Lucasarts' finest hour, and in my opinion the finest hour of the point and click adventure genre, period. Monkey Island 2 took everything that was great about the original and expanded it in all directions. Hand-painted locations scanned in and presented in gorgeous 256-colour VGA, the iMuse system providing an evocative, dynamic soundtrack, and of course all the favourite characters returning for another daft tale of pirates, romance and voodoo.
As in the first game, the main bulk of Monkey Island 2 set the player on a multi-threaded quest that could be completed in any order. This time locating and acquiring the four pieces of a map revealing the location of the fabled 'Big Whoop' treasure.
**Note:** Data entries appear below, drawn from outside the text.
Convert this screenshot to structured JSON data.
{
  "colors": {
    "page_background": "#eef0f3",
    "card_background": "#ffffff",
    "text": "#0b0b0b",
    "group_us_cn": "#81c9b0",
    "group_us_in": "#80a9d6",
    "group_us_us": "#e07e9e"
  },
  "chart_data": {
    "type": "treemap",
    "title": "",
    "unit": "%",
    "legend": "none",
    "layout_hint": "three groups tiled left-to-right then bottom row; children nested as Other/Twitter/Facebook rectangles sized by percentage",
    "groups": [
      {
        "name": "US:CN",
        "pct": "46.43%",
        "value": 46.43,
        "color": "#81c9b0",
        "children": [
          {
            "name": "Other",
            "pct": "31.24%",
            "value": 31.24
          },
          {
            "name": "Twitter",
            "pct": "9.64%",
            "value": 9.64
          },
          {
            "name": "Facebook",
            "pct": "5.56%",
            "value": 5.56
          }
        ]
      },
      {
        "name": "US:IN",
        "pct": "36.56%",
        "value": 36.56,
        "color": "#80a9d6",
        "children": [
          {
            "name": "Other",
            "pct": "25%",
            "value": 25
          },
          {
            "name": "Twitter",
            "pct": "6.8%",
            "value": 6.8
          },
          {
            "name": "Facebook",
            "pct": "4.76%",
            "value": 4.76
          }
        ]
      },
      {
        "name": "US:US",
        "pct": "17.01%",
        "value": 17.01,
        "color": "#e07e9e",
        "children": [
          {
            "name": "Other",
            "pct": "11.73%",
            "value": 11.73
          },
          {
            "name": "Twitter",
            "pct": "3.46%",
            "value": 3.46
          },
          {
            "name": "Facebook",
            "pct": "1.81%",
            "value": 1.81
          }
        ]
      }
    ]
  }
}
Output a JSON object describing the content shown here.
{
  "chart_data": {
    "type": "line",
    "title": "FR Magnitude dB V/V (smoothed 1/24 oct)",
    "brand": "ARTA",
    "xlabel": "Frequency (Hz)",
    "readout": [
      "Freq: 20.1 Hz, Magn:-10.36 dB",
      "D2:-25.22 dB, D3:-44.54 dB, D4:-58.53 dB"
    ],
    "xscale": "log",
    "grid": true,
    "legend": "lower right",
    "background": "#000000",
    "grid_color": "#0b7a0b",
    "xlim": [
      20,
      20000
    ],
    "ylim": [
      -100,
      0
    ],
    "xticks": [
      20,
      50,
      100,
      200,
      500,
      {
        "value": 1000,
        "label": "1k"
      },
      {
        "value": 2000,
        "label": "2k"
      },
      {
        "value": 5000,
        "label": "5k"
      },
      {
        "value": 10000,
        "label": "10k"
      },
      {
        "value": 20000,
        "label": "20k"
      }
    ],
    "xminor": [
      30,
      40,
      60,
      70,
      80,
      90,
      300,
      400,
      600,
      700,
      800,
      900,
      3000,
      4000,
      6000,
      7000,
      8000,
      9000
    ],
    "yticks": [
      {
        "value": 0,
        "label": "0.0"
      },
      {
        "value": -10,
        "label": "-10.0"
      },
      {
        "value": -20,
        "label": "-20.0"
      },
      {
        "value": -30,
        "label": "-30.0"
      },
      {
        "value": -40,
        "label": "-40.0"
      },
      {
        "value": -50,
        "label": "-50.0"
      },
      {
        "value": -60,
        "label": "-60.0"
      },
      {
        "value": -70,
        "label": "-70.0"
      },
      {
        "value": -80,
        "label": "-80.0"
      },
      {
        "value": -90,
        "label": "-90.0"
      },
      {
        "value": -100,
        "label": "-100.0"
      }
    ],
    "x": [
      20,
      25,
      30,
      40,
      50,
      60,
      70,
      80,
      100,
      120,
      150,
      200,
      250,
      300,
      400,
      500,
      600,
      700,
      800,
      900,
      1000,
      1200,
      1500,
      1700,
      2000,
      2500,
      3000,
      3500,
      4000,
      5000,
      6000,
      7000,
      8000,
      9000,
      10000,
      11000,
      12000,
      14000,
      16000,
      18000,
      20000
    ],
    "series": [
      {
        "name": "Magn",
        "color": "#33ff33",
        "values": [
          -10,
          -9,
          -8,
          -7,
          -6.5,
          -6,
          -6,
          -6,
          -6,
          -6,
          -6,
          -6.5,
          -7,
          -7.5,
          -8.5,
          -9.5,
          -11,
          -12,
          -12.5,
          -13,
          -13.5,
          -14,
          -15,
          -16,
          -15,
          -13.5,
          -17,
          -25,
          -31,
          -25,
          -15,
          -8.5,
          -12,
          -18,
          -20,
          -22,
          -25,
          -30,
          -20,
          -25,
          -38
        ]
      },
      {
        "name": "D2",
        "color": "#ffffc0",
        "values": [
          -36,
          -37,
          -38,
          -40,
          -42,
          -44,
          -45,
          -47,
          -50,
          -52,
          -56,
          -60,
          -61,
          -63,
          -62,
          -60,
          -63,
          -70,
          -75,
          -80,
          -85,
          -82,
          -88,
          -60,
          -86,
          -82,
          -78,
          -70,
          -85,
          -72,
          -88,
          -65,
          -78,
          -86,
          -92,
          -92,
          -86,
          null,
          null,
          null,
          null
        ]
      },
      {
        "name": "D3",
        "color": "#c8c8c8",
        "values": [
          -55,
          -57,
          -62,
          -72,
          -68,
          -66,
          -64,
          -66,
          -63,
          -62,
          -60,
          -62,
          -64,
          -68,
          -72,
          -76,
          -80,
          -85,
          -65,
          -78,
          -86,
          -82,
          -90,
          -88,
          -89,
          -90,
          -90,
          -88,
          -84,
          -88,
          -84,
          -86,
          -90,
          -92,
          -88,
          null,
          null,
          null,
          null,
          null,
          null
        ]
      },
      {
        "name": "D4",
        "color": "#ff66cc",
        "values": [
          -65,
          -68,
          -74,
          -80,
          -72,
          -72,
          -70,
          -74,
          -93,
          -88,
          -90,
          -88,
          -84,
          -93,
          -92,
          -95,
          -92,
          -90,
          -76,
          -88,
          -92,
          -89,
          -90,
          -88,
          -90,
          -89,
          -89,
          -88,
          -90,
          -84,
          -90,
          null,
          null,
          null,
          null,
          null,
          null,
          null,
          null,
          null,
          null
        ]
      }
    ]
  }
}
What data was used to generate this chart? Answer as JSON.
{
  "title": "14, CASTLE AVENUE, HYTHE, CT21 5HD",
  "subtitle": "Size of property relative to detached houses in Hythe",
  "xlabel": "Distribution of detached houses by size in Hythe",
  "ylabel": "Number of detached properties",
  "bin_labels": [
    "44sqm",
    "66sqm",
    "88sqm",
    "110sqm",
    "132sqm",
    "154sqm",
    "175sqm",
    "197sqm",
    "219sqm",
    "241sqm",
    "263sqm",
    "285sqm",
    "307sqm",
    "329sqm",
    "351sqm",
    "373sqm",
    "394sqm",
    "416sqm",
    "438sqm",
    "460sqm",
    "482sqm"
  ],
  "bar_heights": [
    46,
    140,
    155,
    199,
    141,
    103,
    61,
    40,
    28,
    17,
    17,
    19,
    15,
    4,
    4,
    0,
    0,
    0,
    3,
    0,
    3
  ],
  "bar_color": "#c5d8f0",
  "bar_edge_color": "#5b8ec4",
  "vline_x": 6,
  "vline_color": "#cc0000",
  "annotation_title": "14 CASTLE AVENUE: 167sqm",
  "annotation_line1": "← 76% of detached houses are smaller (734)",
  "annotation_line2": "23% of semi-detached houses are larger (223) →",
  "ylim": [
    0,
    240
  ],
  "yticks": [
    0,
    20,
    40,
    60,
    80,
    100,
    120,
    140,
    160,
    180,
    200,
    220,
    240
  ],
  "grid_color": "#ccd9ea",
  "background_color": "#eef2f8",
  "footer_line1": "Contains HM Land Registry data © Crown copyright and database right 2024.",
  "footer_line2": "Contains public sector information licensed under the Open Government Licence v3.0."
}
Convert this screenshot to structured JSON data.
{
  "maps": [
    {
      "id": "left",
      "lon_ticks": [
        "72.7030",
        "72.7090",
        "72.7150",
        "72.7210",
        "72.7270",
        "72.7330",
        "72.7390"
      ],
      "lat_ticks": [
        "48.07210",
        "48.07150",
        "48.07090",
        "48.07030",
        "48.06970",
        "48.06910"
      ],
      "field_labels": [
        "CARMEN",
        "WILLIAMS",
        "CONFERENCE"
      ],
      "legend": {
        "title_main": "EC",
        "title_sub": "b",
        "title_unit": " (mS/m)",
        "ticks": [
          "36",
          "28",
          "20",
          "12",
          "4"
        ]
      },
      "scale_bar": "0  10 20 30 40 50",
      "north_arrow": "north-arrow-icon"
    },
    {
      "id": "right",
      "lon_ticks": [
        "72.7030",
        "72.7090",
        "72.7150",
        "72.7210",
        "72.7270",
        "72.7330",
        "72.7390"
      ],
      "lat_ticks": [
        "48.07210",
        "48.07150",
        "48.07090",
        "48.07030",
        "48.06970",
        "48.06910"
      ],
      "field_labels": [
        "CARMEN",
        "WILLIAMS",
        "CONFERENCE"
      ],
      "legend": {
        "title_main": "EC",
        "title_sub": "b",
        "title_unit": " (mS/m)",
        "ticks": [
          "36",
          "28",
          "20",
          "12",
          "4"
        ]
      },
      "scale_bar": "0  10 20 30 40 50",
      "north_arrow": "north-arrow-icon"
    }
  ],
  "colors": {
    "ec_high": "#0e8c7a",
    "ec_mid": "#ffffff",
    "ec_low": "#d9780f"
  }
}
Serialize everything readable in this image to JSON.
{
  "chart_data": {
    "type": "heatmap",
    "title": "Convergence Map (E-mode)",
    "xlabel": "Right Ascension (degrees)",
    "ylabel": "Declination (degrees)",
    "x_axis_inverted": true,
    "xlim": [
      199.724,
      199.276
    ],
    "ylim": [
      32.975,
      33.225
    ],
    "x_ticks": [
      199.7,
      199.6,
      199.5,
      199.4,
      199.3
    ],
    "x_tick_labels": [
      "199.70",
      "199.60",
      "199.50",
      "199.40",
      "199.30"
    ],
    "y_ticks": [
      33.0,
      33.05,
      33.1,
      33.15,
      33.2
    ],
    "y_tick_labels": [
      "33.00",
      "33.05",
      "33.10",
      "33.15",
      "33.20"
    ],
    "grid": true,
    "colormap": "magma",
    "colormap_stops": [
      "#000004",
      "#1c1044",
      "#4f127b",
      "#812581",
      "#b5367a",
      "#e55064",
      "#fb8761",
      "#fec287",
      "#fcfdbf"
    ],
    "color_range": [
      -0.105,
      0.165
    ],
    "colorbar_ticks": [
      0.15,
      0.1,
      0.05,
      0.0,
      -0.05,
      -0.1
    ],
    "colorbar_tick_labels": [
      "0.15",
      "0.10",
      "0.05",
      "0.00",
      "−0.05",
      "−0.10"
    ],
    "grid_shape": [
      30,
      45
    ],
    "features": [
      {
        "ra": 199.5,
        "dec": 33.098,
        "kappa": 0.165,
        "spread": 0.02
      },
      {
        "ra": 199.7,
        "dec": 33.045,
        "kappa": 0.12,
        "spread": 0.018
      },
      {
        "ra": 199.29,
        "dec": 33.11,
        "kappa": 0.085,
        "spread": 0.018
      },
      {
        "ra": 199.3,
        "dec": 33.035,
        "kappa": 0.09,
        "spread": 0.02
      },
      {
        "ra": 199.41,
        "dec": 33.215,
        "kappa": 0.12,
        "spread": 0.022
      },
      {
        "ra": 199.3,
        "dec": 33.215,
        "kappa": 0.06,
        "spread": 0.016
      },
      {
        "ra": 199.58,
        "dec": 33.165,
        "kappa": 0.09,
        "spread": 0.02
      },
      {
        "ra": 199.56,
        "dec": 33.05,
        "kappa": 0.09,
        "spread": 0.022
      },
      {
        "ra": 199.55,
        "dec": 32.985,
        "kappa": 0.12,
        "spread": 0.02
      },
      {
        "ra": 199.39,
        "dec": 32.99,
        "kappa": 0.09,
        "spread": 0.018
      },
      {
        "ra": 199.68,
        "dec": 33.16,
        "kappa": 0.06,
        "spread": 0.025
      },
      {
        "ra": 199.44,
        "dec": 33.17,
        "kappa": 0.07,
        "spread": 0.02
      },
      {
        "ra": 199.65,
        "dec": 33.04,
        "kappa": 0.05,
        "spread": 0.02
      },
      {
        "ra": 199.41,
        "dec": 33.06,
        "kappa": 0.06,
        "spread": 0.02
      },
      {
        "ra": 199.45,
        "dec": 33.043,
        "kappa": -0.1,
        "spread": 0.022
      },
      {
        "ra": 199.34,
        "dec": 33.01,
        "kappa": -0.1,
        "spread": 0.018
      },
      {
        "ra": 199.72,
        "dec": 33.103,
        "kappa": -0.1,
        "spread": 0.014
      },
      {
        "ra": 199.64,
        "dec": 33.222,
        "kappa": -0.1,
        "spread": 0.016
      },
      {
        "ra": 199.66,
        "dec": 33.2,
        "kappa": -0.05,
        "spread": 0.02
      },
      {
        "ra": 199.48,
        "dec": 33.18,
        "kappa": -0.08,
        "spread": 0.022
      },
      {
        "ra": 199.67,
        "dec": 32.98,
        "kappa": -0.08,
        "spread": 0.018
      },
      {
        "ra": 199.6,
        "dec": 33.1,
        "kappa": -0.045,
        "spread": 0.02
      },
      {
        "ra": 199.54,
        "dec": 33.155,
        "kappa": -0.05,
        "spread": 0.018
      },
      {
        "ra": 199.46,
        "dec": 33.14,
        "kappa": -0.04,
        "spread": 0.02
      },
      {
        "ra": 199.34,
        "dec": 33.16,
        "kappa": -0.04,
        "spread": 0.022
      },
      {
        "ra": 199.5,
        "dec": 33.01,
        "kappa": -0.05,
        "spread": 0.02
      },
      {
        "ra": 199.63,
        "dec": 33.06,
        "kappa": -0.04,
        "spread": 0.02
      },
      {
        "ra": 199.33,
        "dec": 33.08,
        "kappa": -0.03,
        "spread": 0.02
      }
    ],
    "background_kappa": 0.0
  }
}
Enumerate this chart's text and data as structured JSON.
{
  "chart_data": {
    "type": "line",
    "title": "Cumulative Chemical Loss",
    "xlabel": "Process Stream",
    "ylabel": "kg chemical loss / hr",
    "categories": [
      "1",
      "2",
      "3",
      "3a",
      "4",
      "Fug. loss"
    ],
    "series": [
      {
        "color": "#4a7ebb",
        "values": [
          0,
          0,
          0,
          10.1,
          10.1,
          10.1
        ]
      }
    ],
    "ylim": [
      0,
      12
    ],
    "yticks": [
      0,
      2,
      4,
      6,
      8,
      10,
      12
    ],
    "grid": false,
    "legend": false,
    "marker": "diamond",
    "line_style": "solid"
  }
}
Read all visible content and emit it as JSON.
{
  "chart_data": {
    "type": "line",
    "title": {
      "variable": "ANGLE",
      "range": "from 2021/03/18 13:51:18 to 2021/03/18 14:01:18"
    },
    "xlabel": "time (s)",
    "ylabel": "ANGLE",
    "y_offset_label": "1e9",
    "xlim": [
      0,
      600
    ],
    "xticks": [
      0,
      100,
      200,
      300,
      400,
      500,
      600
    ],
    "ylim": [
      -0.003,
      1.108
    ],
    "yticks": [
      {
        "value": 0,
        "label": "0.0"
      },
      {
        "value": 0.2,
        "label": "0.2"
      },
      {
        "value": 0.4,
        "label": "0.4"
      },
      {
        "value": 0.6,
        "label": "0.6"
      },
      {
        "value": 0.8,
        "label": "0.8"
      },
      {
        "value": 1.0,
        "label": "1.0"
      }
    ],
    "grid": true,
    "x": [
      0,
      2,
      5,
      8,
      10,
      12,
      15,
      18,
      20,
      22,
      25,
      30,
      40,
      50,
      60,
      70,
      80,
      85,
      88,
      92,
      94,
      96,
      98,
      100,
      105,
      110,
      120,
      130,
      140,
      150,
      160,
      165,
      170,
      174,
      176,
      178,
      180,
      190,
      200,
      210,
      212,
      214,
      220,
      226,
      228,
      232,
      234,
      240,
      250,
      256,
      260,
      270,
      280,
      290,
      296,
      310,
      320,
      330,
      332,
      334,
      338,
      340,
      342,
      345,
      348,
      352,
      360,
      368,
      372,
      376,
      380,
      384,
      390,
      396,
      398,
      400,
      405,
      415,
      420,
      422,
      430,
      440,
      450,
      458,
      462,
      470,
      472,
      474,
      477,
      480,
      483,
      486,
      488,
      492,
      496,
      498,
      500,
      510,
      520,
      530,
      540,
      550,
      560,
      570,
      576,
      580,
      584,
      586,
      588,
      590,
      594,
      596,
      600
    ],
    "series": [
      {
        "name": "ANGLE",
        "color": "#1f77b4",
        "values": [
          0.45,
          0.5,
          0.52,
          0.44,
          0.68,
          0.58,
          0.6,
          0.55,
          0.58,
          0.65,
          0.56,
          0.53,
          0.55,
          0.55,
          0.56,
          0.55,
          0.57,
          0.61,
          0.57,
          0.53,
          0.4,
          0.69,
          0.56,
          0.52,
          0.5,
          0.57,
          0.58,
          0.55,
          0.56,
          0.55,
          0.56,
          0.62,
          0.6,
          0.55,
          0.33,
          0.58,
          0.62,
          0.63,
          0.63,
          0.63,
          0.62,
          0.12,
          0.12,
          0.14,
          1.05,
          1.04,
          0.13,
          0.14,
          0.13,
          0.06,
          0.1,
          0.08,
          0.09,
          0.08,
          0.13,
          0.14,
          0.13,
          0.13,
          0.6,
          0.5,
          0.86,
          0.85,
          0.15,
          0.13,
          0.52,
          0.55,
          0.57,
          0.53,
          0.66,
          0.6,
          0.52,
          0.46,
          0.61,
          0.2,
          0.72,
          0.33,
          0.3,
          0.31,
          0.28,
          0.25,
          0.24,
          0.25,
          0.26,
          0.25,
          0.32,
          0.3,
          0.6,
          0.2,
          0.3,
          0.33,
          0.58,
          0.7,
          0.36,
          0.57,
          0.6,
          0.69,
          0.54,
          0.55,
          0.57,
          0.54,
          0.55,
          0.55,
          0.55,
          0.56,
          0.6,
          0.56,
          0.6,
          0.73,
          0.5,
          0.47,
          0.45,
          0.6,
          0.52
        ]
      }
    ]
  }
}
A side order of kidnapping and another run-in with the fearsome pirate LeChuck was thrown in to round out Guybrush's woes.
Monkey Island 2 was the game that made me suddenly very aware of how attractive PC games were becoming. I remember reading the review in ACE magazine and comparing it later to the screenshots of the Amiga version. While still very nice, the 32 colours of the Amiga couldn't really compare to the lush palette of the PC. It would be years before I could actually play it on the PC however, and I contented myself with the 11-disc extravaganza on an A500 with a single disc drive.
So many great moments! Striking a match in the dark to find yourself in a room full of dynamite, then dropping the match... finding a telephone in the jungle and calling the Lucasarts game hint hotline... contaminating a bowl of soup with a live rat, then ordering the soup, seeing the chef fired and taking his job on the spot (then leaving the kitchen via the window, salary advance in hand). There's barely a duff moment or flat punchline in the whole game, and as a result it's relentlessly entertaining from opening to end credits.